Stanaway and All Blacks Sevens teammate Bailey Simonsson, along with Luke Masirewa who played for the side in 2013, are expected to lead the way for Bay of Plenty at the Bayleys National Sevens this weekend.
Stanaway last played at nationals in 2016 and said he was "always excited" to put the Bay of Plenty colours on.
"Personally, having not had much game time recently, it's an opportunity for me to go out and use some of the skills I've been working on. I think [being a leader] sort of naturally comes with the experience I've gained through being in the New Zealand team, but the boys in this Bay team are real keen and eager to go. Naturally they'll look to myself and Bailey to pass on some knowledge.
"There's heaps of speed in this team. I definitely think there are a couple of dark horses who might push for higher honours if they can put it out on the park this weekend," he said.
Bay of Plenty coach Paul Tietjens said the New Zealand representative players were as valuable off the field as they were on it.
"It adds a lot of firepower to our team, but not only that, it boosts our experience and they're actually really good leaders for the other boys in the team which helps develop confidence.
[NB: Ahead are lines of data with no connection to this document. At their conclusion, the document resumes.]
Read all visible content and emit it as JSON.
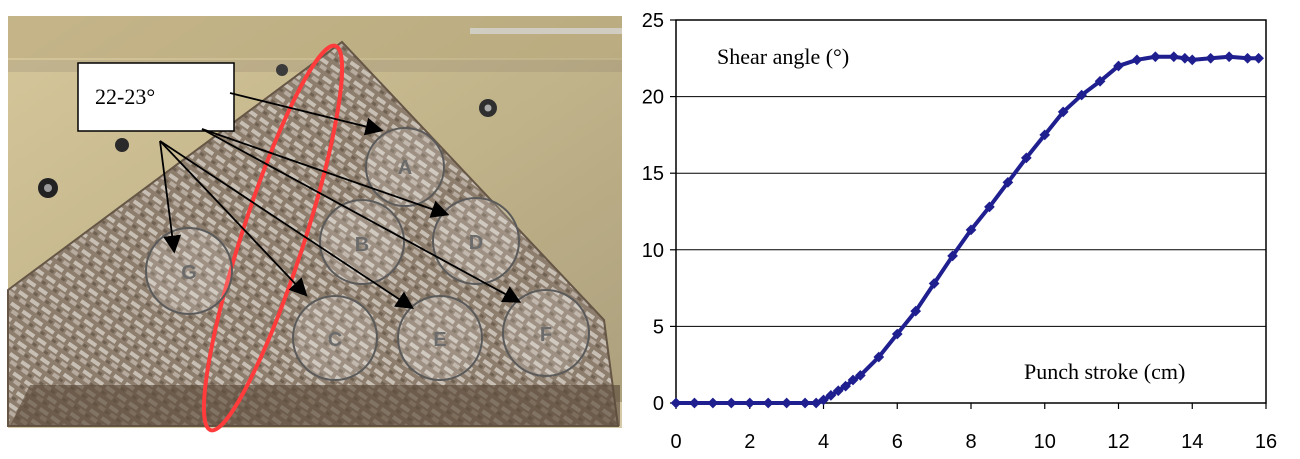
{
  "photo": {
    "callout_label": "22-23°",
    "regions": [
      {
        "id": "A",
        "label": "A"
      },
      {
        "id": "B",
        "label": "B"
      },
      {
        "id": "C",
        "label": "C"
      },
      {
        "id": "D",
        "label": "D"
      },
      {
        "id": "E",
        "label": "E"
      },
      {
        "id": "F",
        "label": "F"
      },
      {
        "id": "G",
        "label": "G"
      }
    ],
    "colors": {
      "highlight_ellipse": "#ff3b3b",
      "callout_box": "#ffffff",
      "arrow": "#000000",
      "region_ring": "#5a5a5a"
    }
  },
  "chart_data": {
    "type": "line",
    "title": "",
    "xlabel": "Punch stroke (cm)",
    "ylabel": "Shear angle (°)",
    "xlim": [
      0,
      16
    ],
    "ylim": [
      0,
      25
    ],
    "x_ticks": [
      0,
      2,
      4,
      6,
      8,
      10,
      12,
      14,
      16
    ],
    "y_ticks": [
      0,
      5,
      10,
      15,
      20,
      25
    ],
    "grid": {
      "horizontal": true,
      "vertical": false
    },
    "series": [
      {
        "color": "#1f1f8f",
        "marker": "diamond",
        "x": [
          0,
          0.5,
          1,
          1.5,
          2,
          2.5,
          3,
          3.5,
          3.8,
          4.0,
          4.2,
          4.4,
          4.6,
          4.8,
          5.0,
          5.5,
          6.0,
          6.5,
          7.0,
          7.5,
          8.0,
          8.5,
          9.0,
          9.5,
          10.0,
          10.5,
          11.0,
          11.5,
          12.0,
          12.5,
          13.0,
          13.5,
          13.8,
          14.0,
          14.5,
          15.0,
          15.5,
          15.8
        ],
        "y": [
          0,
          0,
          0,
          0,
          0,
          0,
          0,
          0,
          0,
          0.2,
          0.5,
          0.8,
          1.1,
          1.5,
          1.8,
          3.0,
          4.5,
          6.0,
          7.8,
          9.6,
          11.3,
          12.8,
          14.4,
          16.0,
          17.5,
          19.0,
          20.1,
          21.0,
          22.0,
          22.4,
          22.6,
          22.6,
          22.5,
          22.4,
          22.5,
          22.6,
          22.5,
          22.5
        ]
      }
    ]
  }
}
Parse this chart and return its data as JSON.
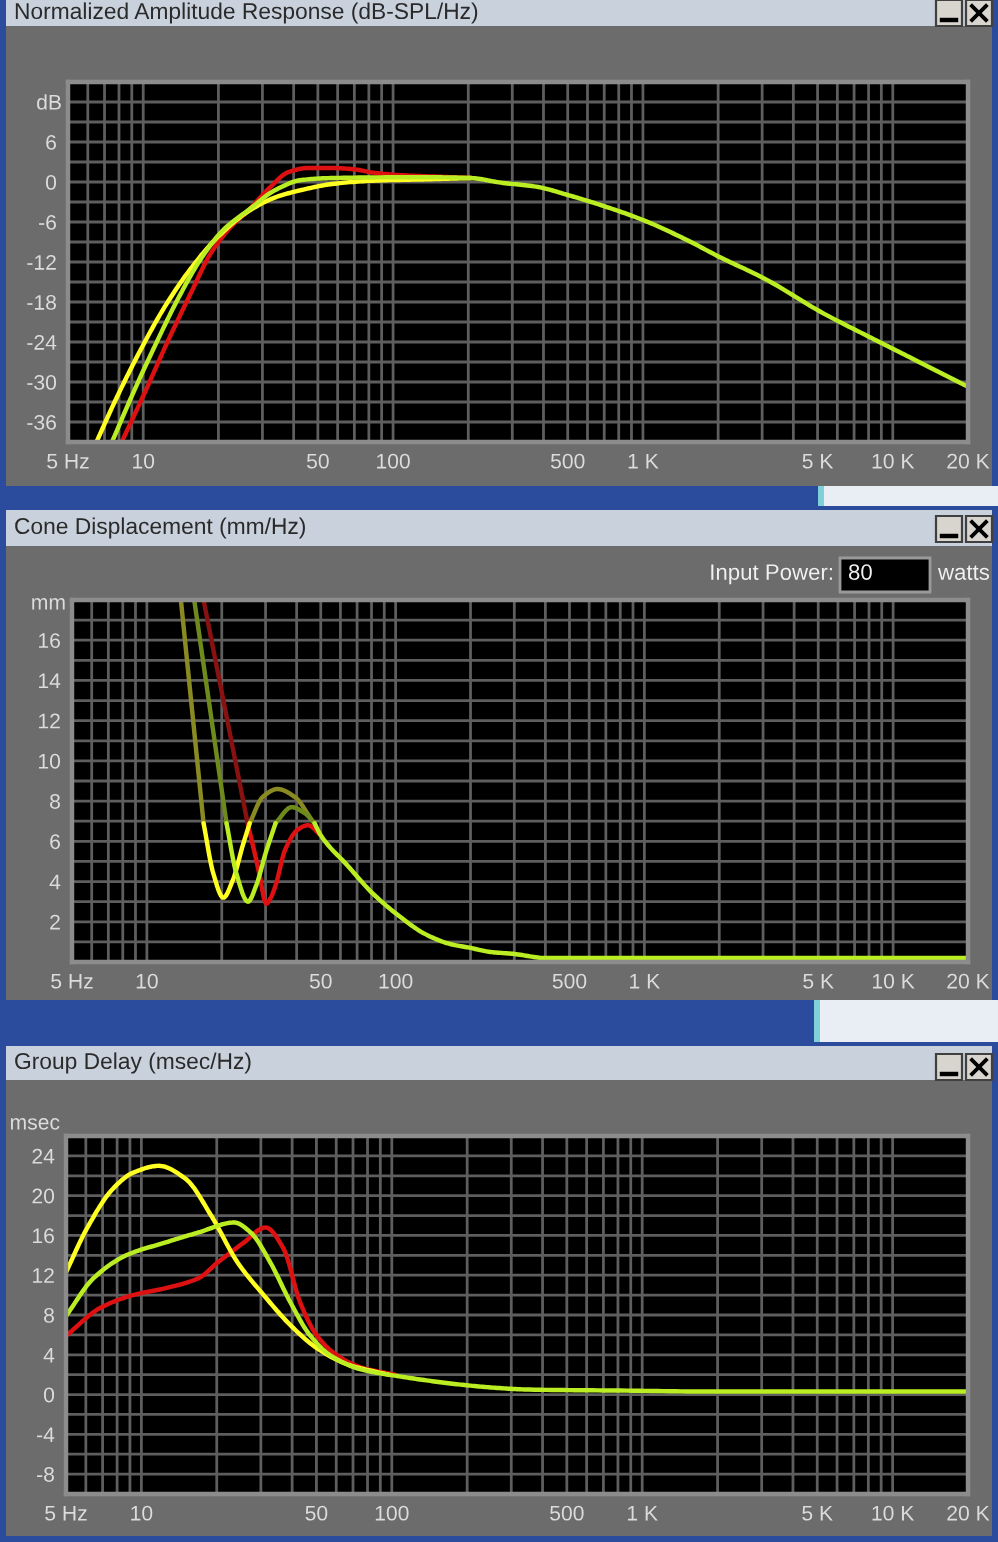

Obviously being New Zealand players they carry a lot of X-factor as well.
"Teddy is basically a real gut-busting forward who breaks tackles, he's a big defender, very physical in contact, and he'll win a lot of ball on the ground. He's just one of those players who grafts and grinds, but he's also very dangerous with ball in hand - he's a midfielder in 15s so he can break the line.
"Bailey Simonsson is a 19-year-old wing/fullback, he played for the Bay of Plenty under-19s this year. He's come from rugby league in Australia, he's very quick and good on his feet. He's still learning the game, but, in saying that, you put him in space and he's very dangerous.
"Luke Masirewa has played for the New Zealand squad before and is currently playing for a contract. He knows the game inside out, he's very, very skilful, very good in the air and he can break a game open out of nothing in attack. Those are certainly three players we are looking to to perform well around our other core players," Tietjens said.